Village in Bihar, India

Kajpa is a modern village situated in Aurangabad District of Bihar, India. It comes under village panchayat Kajpa. Kajpa is big Village in Aurangabad.

==Transport==
It is connected by Rail and Road. This village is the business centre of more than two Village Panchayat. Jakhim Railway Station (ECR) is situated in the perimeter of village Kajpa where eight mail/express trains and ten passenger trains stop. In future there will be stoppage of Mahabodhi exp, howrah mumbai mail, 15109-10 BUDH PURNIMA EXP & Jalianwala B Express -18103-18104 which is requested by Jan Sangharsh Samiti.

This village comes under Rafiganj block which is 12 km east of Kajpa. The post office is Jakhim (Pin code 824122). The main market of these Panchayat are Rafiganj, Dehri-on-sone, Gaya and Aurangabad.

==Demographics==
A total 506 families residing. The Kajpa village has population of 3346 of which 1727 are males while 1619 are females as per Population Census 2011.

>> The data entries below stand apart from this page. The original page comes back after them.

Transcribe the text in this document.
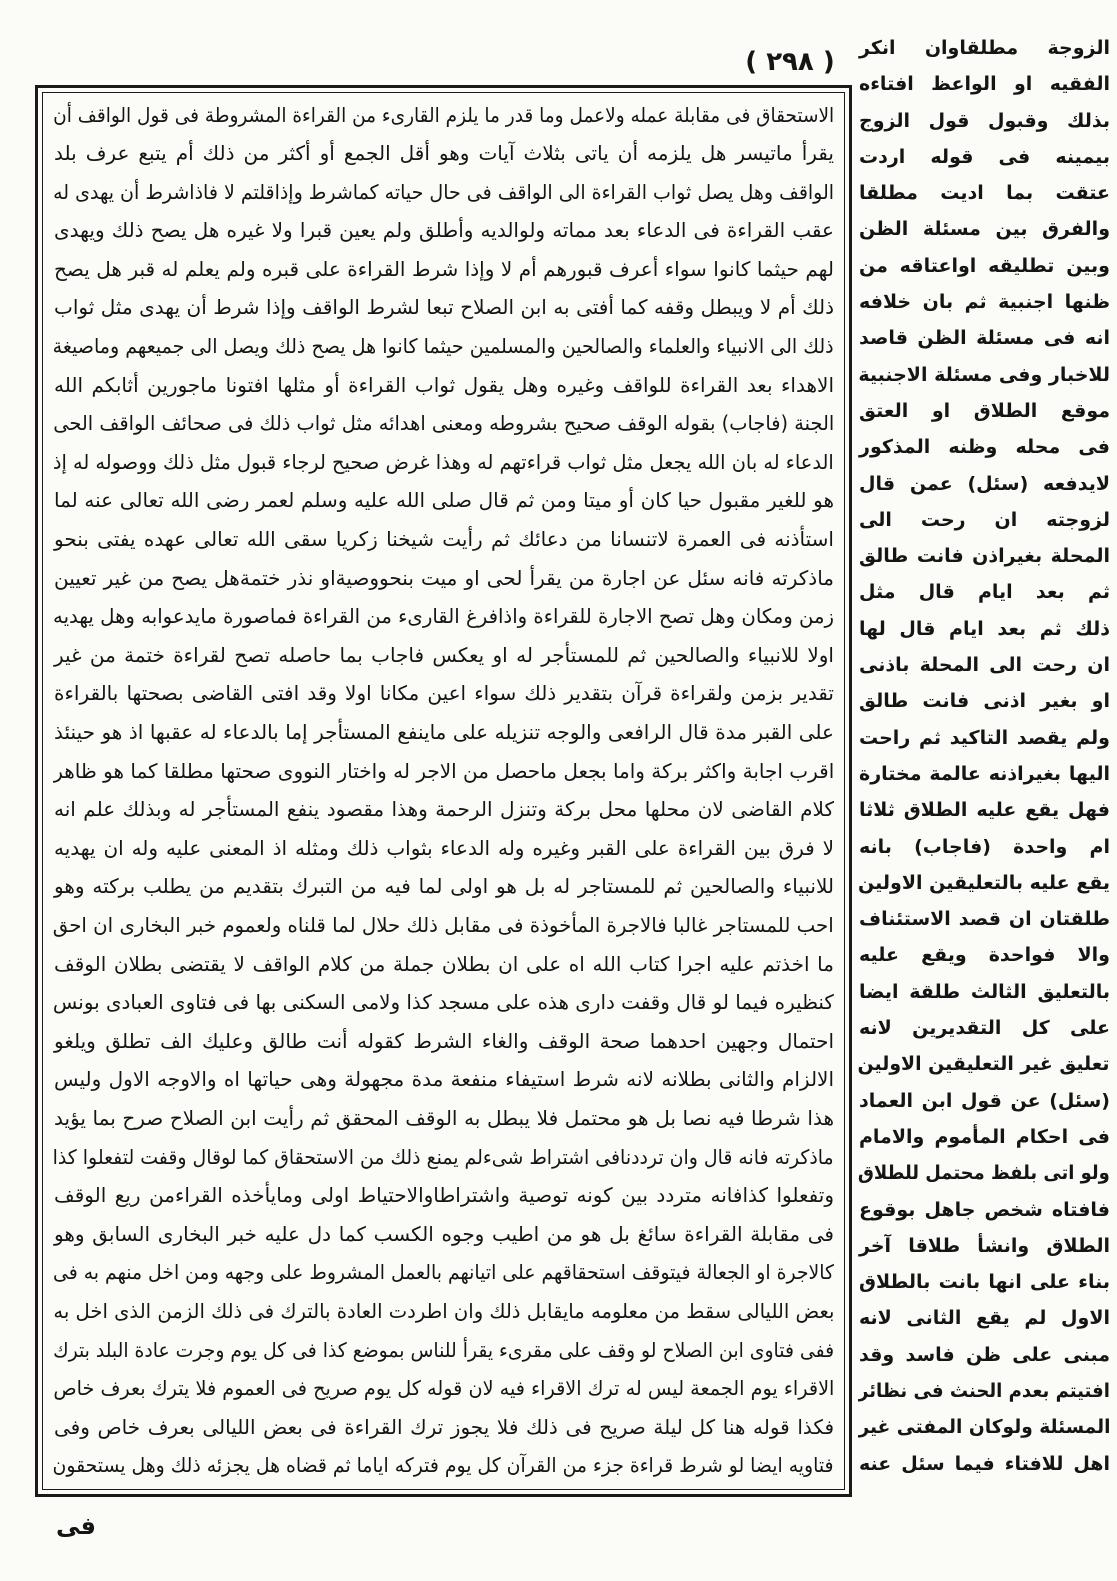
( ٢٩٨ )	الزوجة مطلقاوان انكر
الفقيه او الواعظ افتاءه
بذلك وقبول قول الزوج
بيمينه فى قوله اردت
عتقت بما اديت مطلقا
والفرق بين مسئلة الظن
وبين تطليقه اواعتاقه من
ظنها اجنبية ثم بان خلافه
انه فى مسئلة الظن قاصد
للاخبار وفى مسئلة الاجنبية
موقع الطلاق او العتق
فى محله وظنه المذكور
لايدفعه (سئل) عمن قال
لزوجته ان رحت الى
المحلة بغيراذن فانت طالق
ثم بعد ايام قال مثل
ذلك ثم بعد ايام قال لها
ان رحت الى المحلة باذنى
او بغير اذنى فانت طالق
ولم يقصد التاكيد ثم راحت
اليها بغيراذنه عالمة مختارة
فهل يقع عليه الطلاق ثلاثا
ام واحدة (فاجاب) بانه
يقع عليه بالتعليقين الاولين
طلقتان ان قصد الاستئناف
والا فواحدة ويقع عليه
بالتعليق الثالث طلقة ايضا
على كل التقديرين لانه
تعليق غير التعليقين الاولين
(سئل) عن قول ابن العماد
فى احكام المأموم والامام
ولو اتى بلفظ محتمل للطلاق
فافتاه شخص جاهل بوقوع
الطلاق وانشأ طلاقا آخر
بناء على انها بانت بالطلاق
الاول لم يقع الثانى لانه
مبنى على ظن فاسد وقد
افتيتم بعدم الحنث فى نظائر
المسئلة ولوكان المفتى غير
اهل للافتاء فيما سئل عنه
الاستحقاق فى مقابلة عمله ولاعمل وما قدر ما يلزم القارىء من القراءة المشروطة فى قول الواقف أن
يقرأ ماتيسر هل يلزمه أن ياتى بثلاث آيات وهو أقل الجمع أو أكثر من ذلك أم يتبع عرف بلد
الواقف وهل يصل ثواب القراءة الى الواقف فى حال حياته كماشرط وإذاقلتم لا فاذاشرط أن يهدى له
عقب القراءة فى الدعاء بعد مماته ولوالديه وأطلق ولم يعين قبرا ولا غيره هل يصح ذلك ويهدى
لهم حيثما كانوا سواء أعرف قبورهم أم لا وإذا شرط القراءة على قبره ولم يعلم له قبر هل يصح
ذلك أم لا ويبطل وقفه كما أفتى به ابن الصلاح تبعا لشرط الواقف وإذا شرط أن يهدى مثل ثواب
ذلك الى الانبياء والعلماء والصالحين والمسلمين حيثما كانوا هل يصح ذلك ويصل الى جميعهم وماصيغة
الاهداء بعد القراءة للواقف وغيره وهل يقول ثواب القراءة أو مثلها افتونا ماجورين أثابكم الله
الجنة (فاجاب) بقوله الوقف صحيح بشروطه ومعنى اهدائه مثل ثواب ذلك فى صحائف الواقف الحى
الدعاء له بان الله يجعل مثل ثواب قراءتهم له وهذا غرض صحيح لرجاء قبول مثل ذلك ووصوله له إذ
هو للغير مقبول حيا كان أو ميتا ومن ثم قال صلى الله عليه وسلم لعمر رضى الله تعالى عنه لما
استأذنه فى العمرة لاتنسانا من دعائك ثم رأيت شيخنا زكريا سقى الله تعالى عهده يفتى بنحو
ماذكرته فانه سئل عن اجارة من يقرأ لحى او ميت بنحووصيةاو نذر ختمةهل يصح من غير تعيين
زمن ومكان وهل تصح الاجارة للقراءة واذافرغ القارىء من القراءة فماصورة مايدعوابه وهل يهديه
اولا للانبياء والصالحين ثم للمستأجر له او يعكس فاجاب بما حاصله تصح لقراءة ختمة من غير
تقدير بزمن ولقراءة قرآن بتقدير ذلك سواء اعين مكانا اولا وقد افتى القاضى بصحتها بالقراءة
على القبر مدة قال الرافعى والوجه تنزيله على ماينفع المستأجر إما بالدعاء له عقبها اذ هو حينئذ
اقرب اجابة واكثر بركة واما بجعل ماحصل من الاجر له واختار النووى صحتها مطلقا كما هو ظاهر
كلام القاضى لان محلها محل بركة وتنزل الرحمة وهذا مقصود ينفع المستأجر له وبذلك علم انه
لا فرق بين القراءة على القبر وغيره وله الدعاء بثواب ذلك ومثله اذ المعنى عليه وله ان يهديه
للانبياء والصالحين ثم للمستاجر له بل هو اولى لما فيه من التبرك بتقديم من يطلب بركته وهو
احب للمستاجر غالبا فالاجرة المأخوذة فى مقابل ذلك حلال لما قلناه ولعموم خبر البخارى ان احق
ما اخذتم عليه اجرا كتاب الله اه على ان بطلان جملة من كلام الواقف لا يقتضى بطلان الوقف
كنظيره فيما لو قال وقفت دارى هذه على مسجد كذا ولامى السكنى بها فى فتاوى العبادى بونس
احتمال وجهين احدهما صحة الوقف والغاء الشرط كقوله أنت طالق وعليك الف تطلق ويلغو
الالزام والثانى بطلانه لانه شرط استيفاء منفعة مدة مجهولة وهى حياتها اه والاوجه الاول وليس
هذا شرطا فيه نصا بل هو محتمل فلا يبطل به الوقف المحقق ثم رأيت ابن الصلاح صرح بما يؤيد
ماذكرته فانه قال وان ترددنافى اشتراط شىءلم يمنع ذلك من الاستحقاق كما لوقال وقفت لتفعلوا كذا
وتفعلوا كذافانه متردد بين كونه توصية واشتراطاوالاحتياط اولى ومايأخذه القراءمن ريع الوقف
فى مقابلة القراءة سائغ بل هو من اطيب وجوه الكسب كما دل عليه خبر البخارى السابق وهو
كالاجرة او الجعالة فيتوقف استحقاقهم على اتيانهم بالعمل المشروط على وجهه ومن اخل منهم به فى
بعض الليالى سقط من معلومه مايقابل ذلك وان اطردت العادة بالترك فى ذلك الزمن الذى اخل به
ففى فتاوى ابن الصلاح لو وقف على مقرىء يقرأ للناس بموضع كذا فى كل يوم وجرت عادة البلد بترك
الاقراء يوم الجمعة ليس له ترك الاقراء فيه لان قوله كل يوم صريح فى العموم فلا يترك بعرف خاص
فكذا قوله هنا كل ليلة صريح فى ذلك فلا يجوز ترك القراءة فى بعض الليالى بعرف خاص وفى
فتاويه ايضا لو شرط قراءة جزء من القرآن كل يوم فتركه اياما ثم قضاه هل يجزئه ذلك وهل يستحقون
فى
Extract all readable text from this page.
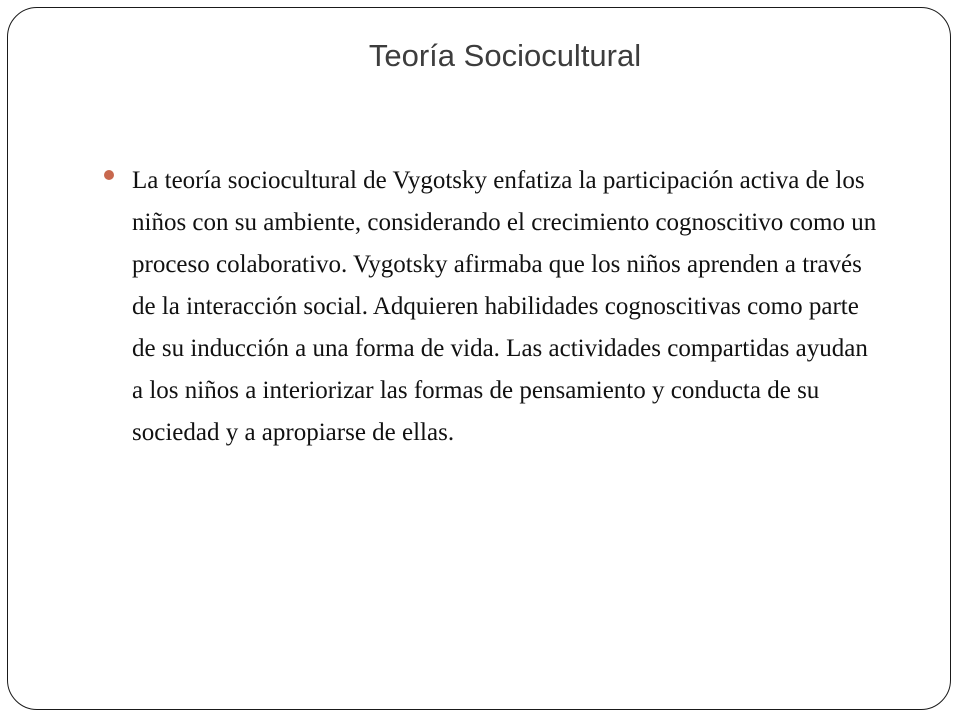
Teoría Sociocultural

La teoría sociocultural de Vygotsky enfatiza la participación activa de los niños con su ambiente, considerando el crecimiento cognoscitivo como un proceso colaborativo. Vygotsky afirmaba que los niños aprenden a través de la interacción social. Adquieren habilidades cognoscitivas como parte de su inducción a una forma de vida. Las actividades compartidas ayudan a los niños a interiorizar las formas de pensamiento y conducta de su sociedad y a apropiarse de ellas.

In Kajpa village population of children with age 0-6 is 626 which makes up 18.71% of total population of village. Average human sex ratio of Kajpa village is 937 which is higher than Bihar state average of 918. Child sex ratio for the Kajpa as per census is 994, higher than Bihar average of 935.

==Education==
Kajpa village has higher literacy rate compared to Bihar. In 2011, literacy rate of Kajpa village was 67.76% compared to 61.80% of Bihar. In Kajpa male literacy stands at 76.01% while female literacy rate was 58.84%. For primary education there is Rajkiya Madhya Vidhalay (middle school) upto class 8 is present here. And for secondary education, Roop Narayan High School situated in Jakhim village of Kajpa which is nearly 1km north-west of Kajpa. Some private schools are also here, most popular is Kajpa Public School Kajpa.

As per constitution of India and Panchyati Raaj Act, Kajpa village is administrated by Mukhiya (head of Panchayat). Presently Mrs. Mamta Kumari is the head of Panchayat.